Market Briefs for Sept. 3
Cattle
Live cattle futures are showing signs of topping. The October contract hasn’t been able to hold above resistance at $110 since March, when COVID was declared a pandemic. The long-term uptrend, which was around $108, was broken last week as the market gapped lower. The nest level of support is at $102.65. Demand is expected to decline due to seasonal factors after Labor Day, the last big grilling holiday of the summer. The October feeder chart has also taken on a negative appearance as the long-term uptrend has been broken. The next level of support is $137.25.
Hogs
Hog futures have been on a bit of a rollercoaster ride over the past couple of weeks. Profit taking and weaker cutout values have added pressure this week. A seasonal up-tick in hog supplies in the fall is on the horizon and could keep a lid on prices. October is currently testing resistance around $57 but could head lower to close the chart gap between $52.82 and $53.55.
Rice
The rice crop in the Delta has taking quite a beating over the past week. Hurricane Laura was followed by continued severe weather. Currently, Louisiana has harvested 80% of their crop, but Arkansas is sitting at just 5% harvested. USDA said 66% of the rice crop in Arkansas was rated good to excellent as of August 30. That was after Laura blew through but before storms this week.
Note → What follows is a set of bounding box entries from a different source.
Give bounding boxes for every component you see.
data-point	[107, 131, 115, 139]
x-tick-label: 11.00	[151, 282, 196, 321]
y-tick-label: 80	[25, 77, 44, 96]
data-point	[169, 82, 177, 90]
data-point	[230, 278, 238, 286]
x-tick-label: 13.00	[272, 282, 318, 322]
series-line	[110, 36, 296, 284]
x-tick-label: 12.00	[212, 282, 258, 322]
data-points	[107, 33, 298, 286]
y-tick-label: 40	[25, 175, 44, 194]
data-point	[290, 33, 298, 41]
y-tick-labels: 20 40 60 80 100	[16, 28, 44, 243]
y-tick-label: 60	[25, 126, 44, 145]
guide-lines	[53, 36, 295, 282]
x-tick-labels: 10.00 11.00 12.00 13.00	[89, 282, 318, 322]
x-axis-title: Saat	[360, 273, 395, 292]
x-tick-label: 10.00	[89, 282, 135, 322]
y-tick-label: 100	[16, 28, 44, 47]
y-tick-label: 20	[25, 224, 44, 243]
Lodging could make this a slow harvest and impact the quality and yield potential of the crop. The wild weather has resulted in wild trading in the futures market. The November contract rallied to new highs Friday before charting a key reversal by the end of the day. Follow-through selling has been somewhat limited as traders watch the weather this week, but Friday’s high of $12.67 could prove to be tough resistance on a rebound.
Corn
Corn futures have moved to their highest levels in 2 months on concerns about the yield potential for the crop. In the August report, USDA projected U.S. average yields to set a record of 181.8 bushels per acre, and total production to also set a record of 15.3 billion bushels, up 12% from 2019. Since that report, however, a devastating derecho had destroyed millions of acres of corn in Iowa and Illinois and drought is threatening the crop in parts of the corn belt. Monday’s high of $3.64 ¼ will likely prove to be tough resistance.
Soybeans
Soybeans continue to push higher. In the August report, USDA pegged the average yield at a record-setting 53.3 bushels per acre. Since that time, though, a derecho has devastated millions of acres in Iowa and Illinois, drought threatens portions of the corn belt and severe weather continues to threaten parts of the crop in the South. Given the sharp increase in prices this week, it appears traders are not expecting that yield to materialize. Monday’s high of $9.67 is the first level of resistance. Given the steep nature of the rally, there isn’t a lot of technical support above $9.
Cotton
December cotton is still trending higher as the market continues its slow and steady recovery after crashing in the spring due to COVID. The market has moved to 6-month highs. Export sales continue to be lackluster, but steady sales and shipments to China are generally supportive and add some optimism to the market. December may trade in a more sideways pattern, as the market has charted a potential double-top at 66.45 cents. A break above that level would set an upside target around 70 cents.